Doing business in India requires one to pick a type of business thing. In India one can choose from five different types of legal entities to conduct agency. These include Sole Proprietorship, Partnership Firm, Limited Liability Partnership, Private Limited Company and Public Limited Company. The choice from the business entity is reliant on various factors such as taxation, ownership liabilities, compliance burden, investment options and exit strategy.
Lets look at these things entities in detail
This is the most easy business entity to determine in India. It doesn’t need its own Permanent Account Number (PAN) and the PAN of the owner (Proprietor) acts as the PAN for the Sole Proprietorship firm. Registrations several government departments are required only on a need basis. For example, generally if the business provides services and repair tax is applicable, then registration with the service tax department is applicable. Same is true for other indirect taxes like VAT, Excise or anything else. It is not possible to transfer the ownership of a Sole Proprietorship from one in order to individual another. However, assets of which firm may be sold from one person various. Proprietors of sole proprietorship firms have unlimited business liability. This signifies that owners’ personal assets can be attached to meet business liability claims.
A partnership firm in India is governed by The Partnership Act, 1932. Two or more persons can form a Partnership subjected to maximum of 20 partners. A partnership deed is prepared that details the amount of capital each partner will contribute into the partnership. It also details how much profit/loss each partner will share. Working partners of the partnership are also allowed to draw a salary in accordance with The Indian Partnership Act. A partnership is also permitted to purchase assets in the name. However web pages such assets include the partners of the firm. A partnership may/may not be dissolved in case of death of this partner. The partnership doesn’t really have its own legal standing although a separate Permanent Account Number (PAN) is allotted to the partnership. Partners of the firm have unlimited business liabilities which means their personal assets can be connected to meet business liability claims of the partnership firm. Also losses incurred as being a result act of negligence of one partner is liable for payment from every partner of the partnership firm.
A partnership firm may or is almost certainly not registered with Registrar of Firms (ROF). Registration provides some legal protection to partners in case they have differences between them.
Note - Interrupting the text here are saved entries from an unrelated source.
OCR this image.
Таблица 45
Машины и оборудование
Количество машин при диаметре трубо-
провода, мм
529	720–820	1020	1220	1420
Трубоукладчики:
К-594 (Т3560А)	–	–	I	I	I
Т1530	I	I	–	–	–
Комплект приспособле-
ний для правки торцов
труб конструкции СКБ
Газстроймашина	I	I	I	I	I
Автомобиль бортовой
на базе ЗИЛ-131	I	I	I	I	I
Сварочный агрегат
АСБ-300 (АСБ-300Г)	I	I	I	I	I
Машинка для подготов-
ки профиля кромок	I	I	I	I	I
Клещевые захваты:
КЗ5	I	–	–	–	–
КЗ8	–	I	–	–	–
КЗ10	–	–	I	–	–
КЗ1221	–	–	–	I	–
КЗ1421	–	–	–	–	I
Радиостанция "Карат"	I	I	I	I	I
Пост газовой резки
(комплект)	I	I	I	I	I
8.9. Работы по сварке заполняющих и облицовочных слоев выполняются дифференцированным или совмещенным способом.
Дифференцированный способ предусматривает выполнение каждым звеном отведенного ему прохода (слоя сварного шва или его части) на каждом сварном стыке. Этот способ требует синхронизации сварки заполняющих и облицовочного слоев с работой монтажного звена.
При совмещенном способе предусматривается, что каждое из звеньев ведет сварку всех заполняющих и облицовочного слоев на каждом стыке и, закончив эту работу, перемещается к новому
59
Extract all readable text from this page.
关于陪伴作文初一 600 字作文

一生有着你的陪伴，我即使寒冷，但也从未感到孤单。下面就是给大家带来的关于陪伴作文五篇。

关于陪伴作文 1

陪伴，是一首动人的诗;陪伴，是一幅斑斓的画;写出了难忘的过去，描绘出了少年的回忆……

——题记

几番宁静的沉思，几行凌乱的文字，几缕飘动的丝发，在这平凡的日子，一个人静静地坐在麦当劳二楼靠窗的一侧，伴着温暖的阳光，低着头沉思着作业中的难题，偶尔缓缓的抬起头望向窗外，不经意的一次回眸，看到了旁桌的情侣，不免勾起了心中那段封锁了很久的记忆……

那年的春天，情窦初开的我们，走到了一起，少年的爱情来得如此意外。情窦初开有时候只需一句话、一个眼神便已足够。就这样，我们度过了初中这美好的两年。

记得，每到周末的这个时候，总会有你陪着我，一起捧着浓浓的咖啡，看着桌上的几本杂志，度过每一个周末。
Until a partnership deed is registered your ROF, it is probably not treated as legal document. However, this does not prevent either the Partnership firm from suing someone or someone suing the partnership firm in the court of statute.
Limited Liability Partnership
Limited Liability Partnership (Online LLP Registration in India) firm is often a new type of business entity established by an Act of the Parliament. LLP allows members to retain flexibility of ownership (similar to Partnership Firm) but provides a liability cover. The maximum liability of each partner inside LLP is limited to the extent of his/her purchase of the organisation. An LLP has its own Permanent Account Number (PAN) and legal status. LLP also provides protection to partners for illegal or unauthorized actions taken by other partners of the LLP. A private or Public Limited Company as well as Partnership Firms are allowed to be converted to a Limited Liability Partnership.
Private Limited Company
A Private Limited Company in India is significantly like a C-Corporation in the particular. Private Limited Company allows its owners a subscription to company shares. On subscribing to shares, owners (members) become shareholders of the company. A personal Limited Clients are a separate legal entity both when considering taxation and also liability. The personal liability of this shareholders is fixed to their share cash. A private limited company can be formed by registering company name with appropriate Registrar of Companies (ROC). Draft of Memorandum of Association and Piece of Association are able and signed by the promoters (initial shareholders) on the company. Of those ingredients then listed in the Registrar along with applicable registration fees. Such company possess between 2 to 50 members. To care for the day-to-day activities within the company, Directors are appointed by the Shareholders. A non-public Company has more compliance burden if compared to the a Partnership and LLP. For example, the Board of Directors must meet every quarter and some form of annual general meeting of Shareholders and Directors must be called. Accounts of an additional must be ready in accordance with Taxes Act and also Companies Act. Also Companies are taxed twice if profits are to be distributed to Shareholders. Closing a Private Limited Company in India is a tedious process and requires many formalities to be completed.
One good side, Shareholders of associated with Company can go up without affecting the operational or legal standing of the company. Generally Venture Capital investors prefer to invest in businesses are usually Private Companies since it allows great amount separation between ownership and operations.
Public Limited Company
Public Limited Company is related to a Private Company without the pain . difference being that associated with shareholders of a real Public Limited Company can be unlimited using a minimum seven members. A Public Company can be either indexed by a wall street game or remain unlisted. A Listed Public Limited Company allows shareholders of business to trade its shares freely more than a stock alternate. Such a company requires more public disclosures and compliance from brand new including appointment of independent directors on the board, public disclosure of books of accounts, cap of salaries of Directors and Chief executive officer. As in the case of a Private Company, a Public Limited Clients are also an impartial legal person, its existence is not affected from your death, retirement or insolvency of some of its investors.